Meine Hauptaufgabe ist es nicht, Nerven zu vernähen. Das ist eigentlich nur ein technisches Detail. Der Nerv ist letztlich nur das sichtbare Ende eines kognitiven Prozesses. Ein wesentlicher Teil meiner Arbeit bewegt sich auf kognitiver Ebene - die hat Bedeutung im Operationssaal aber auch in der spezifischen Rehabilitation. Ein Beispiel: Ein Mensch durchtrennt sich den Nervus medianus am Handgelenk. In der Folge sind Daumen, Zeige- und Mittelfinger gefühllos. Danach nähe ich den Nerv wieder so topographisch wie möglich zusammen. Wie erwähnt, kann ich nicht jede einzelne Faser genau nach Funktion zuordnen. Also werden zum Beispiel Nerven für den Daumen plötzlich im Zeigefinger enden. Fasern für den Mittelfinger werden im Daumen enden und so weiter. Wenn danach der Patient seinen Daumen berührt, denkt er: Komisch, das fühlt sich an wie mein Mittelfinger! Aber wir können ganz leicht umlernen, denn unser Auge gewinnt immer gegenüber der Sensibilität. Der optische Input des Auges ist realitätsnäher als das Spüren. Und so macht der Patient eine Sensory Reeducation: Er berührt hundert Mal am Tag seinen Daumen und sagt sich: Was immer du spürst, ist nicht dein Mittelfinger, sondern dein Daumen.

Und damit lernt er um?

Ja, dann lernt er um. Und damit kommen wir zu einem essenziellen Thema meiner Forschungen.

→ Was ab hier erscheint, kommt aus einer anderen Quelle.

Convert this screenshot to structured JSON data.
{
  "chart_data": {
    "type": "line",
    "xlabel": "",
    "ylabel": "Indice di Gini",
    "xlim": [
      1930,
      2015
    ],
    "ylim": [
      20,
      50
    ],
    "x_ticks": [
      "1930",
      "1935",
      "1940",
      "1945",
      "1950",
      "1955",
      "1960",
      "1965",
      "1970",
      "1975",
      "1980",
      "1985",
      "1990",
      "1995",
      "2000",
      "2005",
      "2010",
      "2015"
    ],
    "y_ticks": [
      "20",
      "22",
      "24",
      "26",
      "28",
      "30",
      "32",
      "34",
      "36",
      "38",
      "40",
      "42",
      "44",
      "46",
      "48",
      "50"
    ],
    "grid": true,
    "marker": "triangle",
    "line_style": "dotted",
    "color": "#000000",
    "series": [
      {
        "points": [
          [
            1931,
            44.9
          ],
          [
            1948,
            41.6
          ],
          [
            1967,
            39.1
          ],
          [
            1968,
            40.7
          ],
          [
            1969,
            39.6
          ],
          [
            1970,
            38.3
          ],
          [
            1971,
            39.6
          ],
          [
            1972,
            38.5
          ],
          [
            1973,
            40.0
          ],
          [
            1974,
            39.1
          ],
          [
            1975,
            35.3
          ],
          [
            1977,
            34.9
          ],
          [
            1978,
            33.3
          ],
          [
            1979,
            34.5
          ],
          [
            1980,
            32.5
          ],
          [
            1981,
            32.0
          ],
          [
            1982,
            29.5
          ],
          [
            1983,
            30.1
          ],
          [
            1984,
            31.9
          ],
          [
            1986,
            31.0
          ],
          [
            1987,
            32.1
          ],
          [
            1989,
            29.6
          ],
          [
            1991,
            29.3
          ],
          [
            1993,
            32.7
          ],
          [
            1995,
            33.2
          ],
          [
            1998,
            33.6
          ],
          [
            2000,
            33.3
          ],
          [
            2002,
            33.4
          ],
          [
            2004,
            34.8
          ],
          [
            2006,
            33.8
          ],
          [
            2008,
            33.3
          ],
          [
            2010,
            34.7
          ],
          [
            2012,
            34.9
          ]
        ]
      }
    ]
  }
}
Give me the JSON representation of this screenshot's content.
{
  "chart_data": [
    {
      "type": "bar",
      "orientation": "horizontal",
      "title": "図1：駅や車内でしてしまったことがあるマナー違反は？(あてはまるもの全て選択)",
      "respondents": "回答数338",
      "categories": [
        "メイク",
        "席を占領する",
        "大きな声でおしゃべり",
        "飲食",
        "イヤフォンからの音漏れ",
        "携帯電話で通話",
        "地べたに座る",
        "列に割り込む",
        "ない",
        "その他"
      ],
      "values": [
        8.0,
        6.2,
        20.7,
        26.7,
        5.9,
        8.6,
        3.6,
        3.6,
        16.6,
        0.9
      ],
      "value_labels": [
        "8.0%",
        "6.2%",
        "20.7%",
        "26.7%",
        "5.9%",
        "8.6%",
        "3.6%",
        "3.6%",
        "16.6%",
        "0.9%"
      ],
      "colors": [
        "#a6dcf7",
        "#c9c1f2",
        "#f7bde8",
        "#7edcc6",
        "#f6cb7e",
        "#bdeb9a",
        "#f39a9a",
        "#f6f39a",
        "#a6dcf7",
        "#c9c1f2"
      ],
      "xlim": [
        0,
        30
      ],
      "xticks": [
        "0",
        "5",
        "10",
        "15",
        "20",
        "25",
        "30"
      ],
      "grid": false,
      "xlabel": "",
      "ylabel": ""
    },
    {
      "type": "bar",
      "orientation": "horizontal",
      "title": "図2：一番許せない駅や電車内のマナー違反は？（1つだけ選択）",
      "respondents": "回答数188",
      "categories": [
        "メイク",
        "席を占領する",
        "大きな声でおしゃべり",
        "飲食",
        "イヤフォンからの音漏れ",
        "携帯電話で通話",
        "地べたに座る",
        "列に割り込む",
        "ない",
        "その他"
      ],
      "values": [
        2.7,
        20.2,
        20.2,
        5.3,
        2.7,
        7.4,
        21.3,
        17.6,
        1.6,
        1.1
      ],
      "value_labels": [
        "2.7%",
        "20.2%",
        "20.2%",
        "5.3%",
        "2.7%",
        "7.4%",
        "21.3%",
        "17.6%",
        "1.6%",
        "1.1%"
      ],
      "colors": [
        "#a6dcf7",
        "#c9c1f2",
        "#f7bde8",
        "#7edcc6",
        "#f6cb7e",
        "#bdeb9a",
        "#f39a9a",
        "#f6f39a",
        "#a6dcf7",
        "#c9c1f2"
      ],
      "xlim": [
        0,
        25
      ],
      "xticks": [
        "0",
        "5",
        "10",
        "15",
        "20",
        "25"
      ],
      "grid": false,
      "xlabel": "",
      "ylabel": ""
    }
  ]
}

Wie schafft es ein Patient, der zum Beispiel seit langem keine Hand mehr hat, plötzlich wieder eine zu steuern? Meinem allerersten Patienten fehlte ein Arm ganz und einer zum Teil. Vier Jahre nach seinem furchtbaren Unfall saß ich mit ihm in der Ambulanz und sagte: "Christian, versuch, eine Faust zu machen!" Er meinte, es sei schwierig, weil er ja keine Hand mehr habe. Was ich aber wusste, war, dass diese Hirnbereiche noch da sind, wenn auch "versandet". Unser Gehirn geht von Geburt an davon aus, dass wir zwei Arme und zwei Beine haben werden. Die Hirnareale für jeden einzelnen Körperteil sind da und wir können sie mittels visual feedback wieder zum Leben erwecken.